I also pointed out that Martin Luther King said we should judged by the content of our character. We are not living up to that standard today. There is no real standard any more and that is the problem. His response to that was interesting:
He was talking about an ideal world and I don’t think we live in one. You say the policies change and the systemic racism no longer exists. OK, not that I necessarily agree, but there are multigenerational effects that need to play themselves out before we emerge on the other side of effects of racism. Back when we had separate but equal schools, most of the money went to the White schools the Black schools got hand-me-down books from them. This means they got to use books that were out-of-date. Not a good start for separate but equal. These books also got a bit of editing prior to being shipped. I heard the kids knew they were going to Black schools and they left notes for them that included racist epithets. Not exactly an ideal learning environment, nor a strong point for separate but equal. Then we had integration of schools. It took the National Guard so the kids could go into the classrooms. Do you think anyone wanted to be there? Those kids were pawn in a very dangerous game. In the classrooms, do you think the teachers were kind to them. Do you think they called on them when they wanted to answer questions? All of this has affected kids and their parents. It certainly would have given me something to pause about and not trust the system.

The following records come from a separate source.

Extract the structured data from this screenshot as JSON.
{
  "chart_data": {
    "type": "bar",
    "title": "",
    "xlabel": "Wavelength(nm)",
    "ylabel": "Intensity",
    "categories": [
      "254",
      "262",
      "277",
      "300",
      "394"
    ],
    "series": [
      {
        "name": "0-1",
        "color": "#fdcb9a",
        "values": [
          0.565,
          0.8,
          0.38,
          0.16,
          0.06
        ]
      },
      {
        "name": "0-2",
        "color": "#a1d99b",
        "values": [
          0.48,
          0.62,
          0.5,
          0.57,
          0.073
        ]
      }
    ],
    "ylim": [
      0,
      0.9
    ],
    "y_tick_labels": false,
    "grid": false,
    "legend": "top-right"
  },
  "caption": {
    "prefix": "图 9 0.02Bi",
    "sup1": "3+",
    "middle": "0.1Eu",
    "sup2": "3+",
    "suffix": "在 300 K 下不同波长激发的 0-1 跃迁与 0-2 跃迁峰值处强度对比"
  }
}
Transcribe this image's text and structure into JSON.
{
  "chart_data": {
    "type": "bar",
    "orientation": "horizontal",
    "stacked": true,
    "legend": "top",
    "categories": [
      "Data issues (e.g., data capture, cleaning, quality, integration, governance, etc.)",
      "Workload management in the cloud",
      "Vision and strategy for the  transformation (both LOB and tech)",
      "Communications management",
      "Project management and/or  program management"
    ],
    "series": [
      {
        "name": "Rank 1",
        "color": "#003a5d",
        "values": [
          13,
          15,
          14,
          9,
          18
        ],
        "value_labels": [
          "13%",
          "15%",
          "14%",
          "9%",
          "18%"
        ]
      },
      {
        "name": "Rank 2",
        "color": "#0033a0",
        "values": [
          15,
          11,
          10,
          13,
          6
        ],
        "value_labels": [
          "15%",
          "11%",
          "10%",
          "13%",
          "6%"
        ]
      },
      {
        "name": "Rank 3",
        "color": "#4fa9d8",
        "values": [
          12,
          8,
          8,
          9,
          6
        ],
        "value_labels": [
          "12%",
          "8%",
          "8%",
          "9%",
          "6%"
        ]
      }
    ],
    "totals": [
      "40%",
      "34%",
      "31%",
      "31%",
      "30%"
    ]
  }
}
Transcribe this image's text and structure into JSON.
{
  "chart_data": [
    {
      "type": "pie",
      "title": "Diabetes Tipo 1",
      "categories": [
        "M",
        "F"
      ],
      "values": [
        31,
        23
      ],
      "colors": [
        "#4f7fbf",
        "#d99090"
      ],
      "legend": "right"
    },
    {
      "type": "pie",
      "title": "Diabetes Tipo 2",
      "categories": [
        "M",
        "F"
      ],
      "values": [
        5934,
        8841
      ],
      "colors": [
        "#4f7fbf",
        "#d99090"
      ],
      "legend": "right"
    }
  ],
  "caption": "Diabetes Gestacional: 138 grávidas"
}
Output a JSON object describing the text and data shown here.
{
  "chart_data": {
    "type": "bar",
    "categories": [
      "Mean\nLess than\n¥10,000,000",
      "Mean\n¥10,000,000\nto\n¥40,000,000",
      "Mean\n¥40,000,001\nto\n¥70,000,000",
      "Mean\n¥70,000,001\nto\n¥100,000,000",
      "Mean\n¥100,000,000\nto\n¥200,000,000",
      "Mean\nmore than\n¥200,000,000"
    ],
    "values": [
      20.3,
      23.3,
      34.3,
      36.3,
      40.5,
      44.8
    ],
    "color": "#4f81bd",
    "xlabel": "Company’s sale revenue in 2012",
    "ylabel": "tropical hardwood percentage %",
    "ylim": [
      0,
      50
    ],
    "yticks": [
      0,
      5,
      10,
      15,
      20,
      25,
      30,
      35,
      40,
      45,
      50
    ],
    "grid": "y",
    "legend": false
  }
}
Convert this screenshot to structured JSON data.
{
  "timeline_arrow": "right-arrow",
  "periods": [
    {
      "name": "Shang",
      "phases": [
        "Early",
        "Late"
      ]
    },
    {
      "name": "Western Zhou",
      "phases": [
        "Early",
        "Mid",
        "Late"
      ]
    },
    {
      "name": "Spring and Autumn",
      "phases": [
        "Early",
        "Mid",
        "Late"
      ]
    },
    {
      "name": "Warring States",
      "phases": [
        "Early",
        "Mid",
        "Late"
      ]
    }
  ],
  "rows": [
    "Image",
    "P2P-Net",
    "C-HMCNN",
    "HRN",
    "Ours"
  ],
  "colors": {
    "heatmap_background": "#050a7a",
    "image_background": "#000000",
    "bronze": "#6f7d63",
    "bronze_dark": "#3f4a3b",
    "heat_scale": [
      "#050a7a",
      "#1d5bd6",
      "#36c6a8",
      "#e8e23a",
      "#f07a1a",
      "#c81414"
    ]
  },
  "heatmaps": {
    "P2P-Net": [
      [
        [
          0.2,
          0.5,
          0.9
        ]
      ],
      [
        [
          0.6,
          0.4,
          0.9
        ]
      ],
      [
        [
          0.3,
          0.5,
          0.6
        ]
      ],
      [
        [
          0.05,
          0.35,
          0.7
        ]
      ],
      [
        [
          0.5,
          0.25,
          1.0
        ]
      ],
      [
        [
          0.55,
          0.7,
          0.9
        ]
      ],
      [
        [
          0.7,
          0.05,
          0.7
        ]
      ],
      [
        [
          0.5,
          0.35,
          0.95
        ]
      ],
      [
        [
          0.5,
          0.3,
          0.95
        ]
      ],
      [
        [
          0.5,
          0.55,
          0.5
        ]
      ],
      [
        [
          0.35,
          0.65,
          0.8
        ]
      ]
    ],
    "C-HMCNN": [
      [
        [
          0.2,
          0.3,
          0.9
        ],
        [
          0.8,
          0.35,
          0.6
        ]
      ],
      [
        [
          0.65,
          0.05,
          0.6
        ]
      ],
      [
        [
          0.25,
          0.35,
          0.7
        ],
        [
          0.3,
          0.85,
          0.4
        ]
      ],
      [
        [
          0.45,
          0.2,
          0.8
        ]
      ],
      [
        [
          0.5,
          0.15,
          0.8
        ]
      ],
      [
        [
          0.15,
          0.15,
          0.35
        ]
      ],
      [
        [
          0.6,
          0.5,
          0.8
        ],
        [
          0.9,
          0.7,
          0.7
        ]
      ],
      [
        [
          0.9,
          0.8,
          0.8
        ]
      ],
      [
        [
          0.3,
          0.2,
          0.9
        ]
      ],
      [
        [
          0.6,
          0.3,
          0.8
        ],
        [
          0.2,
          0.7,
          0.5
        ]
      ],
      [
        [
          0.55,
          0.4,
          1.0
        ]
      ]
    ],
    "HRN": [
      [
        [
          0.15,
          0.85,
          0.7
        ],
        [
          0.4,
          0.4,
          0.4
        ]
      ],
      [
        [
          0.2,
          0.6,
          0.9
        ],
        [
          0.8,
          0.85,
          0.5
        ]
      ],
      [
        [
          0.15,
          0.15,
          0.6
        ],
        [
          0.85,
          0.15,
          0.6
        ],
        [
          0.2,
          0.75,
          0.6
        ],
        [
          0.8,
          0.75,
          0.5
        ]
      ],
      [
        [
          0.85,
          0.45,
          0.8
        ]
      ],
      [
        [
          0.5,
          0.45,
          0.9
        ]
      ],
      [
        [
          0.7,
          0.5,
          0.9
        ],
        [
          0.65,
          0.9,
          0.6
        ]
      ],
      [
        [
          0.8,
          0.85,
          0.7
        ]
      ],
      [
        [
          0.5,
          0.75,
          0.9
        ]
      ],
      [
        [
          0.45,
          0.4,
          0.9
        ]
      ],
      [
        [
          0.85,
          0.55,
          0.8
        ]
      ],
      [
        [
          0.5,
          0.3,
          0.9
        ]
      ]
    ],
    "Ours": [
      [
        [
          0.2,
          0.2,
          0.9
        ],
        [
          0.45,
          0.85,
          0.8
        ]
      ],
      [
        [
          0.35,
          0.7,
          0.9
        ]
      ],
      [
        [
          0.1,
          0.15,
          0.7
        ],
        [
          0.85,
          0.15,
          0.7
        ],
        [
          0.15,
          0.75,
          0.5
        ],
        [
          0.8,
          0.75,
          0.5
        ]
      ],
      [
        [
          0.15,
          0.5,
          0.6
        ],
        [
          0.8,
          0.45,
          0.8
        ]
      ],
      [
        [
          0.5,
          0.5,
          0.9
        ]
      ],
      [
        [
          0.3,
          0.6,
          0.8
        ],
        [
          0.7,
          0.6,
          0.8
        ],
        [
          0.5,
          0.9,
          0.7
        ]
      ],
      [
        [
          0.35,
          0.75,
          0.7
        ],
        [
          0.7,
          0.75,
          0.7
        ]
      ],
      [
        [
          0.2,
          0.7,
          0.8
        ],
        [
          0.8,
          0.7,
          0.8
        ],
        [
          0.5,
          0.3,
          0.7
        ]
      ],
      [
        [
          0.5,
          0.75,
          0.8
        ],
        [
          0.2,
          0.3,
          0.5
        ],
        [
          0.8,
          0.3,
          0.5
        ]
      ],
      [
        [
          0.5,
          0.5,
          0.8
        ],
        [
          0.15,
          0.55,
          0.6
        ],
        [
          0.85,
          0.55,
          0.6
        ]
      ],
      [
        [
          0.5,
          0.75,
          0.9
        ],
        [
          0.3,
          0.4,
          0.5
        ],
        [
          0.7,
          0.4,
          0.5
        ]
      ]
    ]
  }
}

In the 1950’s and 1960’s, we tore down a system that favored whites over blacks. It is universally accepted today that that was the right and moral thing. I asked my friend to call out a contemporary policy based on race, but he didn’t. He just didn’t see any of this as racist. Why not? Why is he calling out one form of racism but unwilling to countenance another form of racism? I don’t know why, but I am trying to understand his perspective. Governor Northam’s reasoning is much clearer to see; he is pushing his policy not because of the science, but because of the politics and the politics of this is racist. I wouldn’t call it racist if it actually saved lives, but that simply isn’t the case. How can we see it any other way?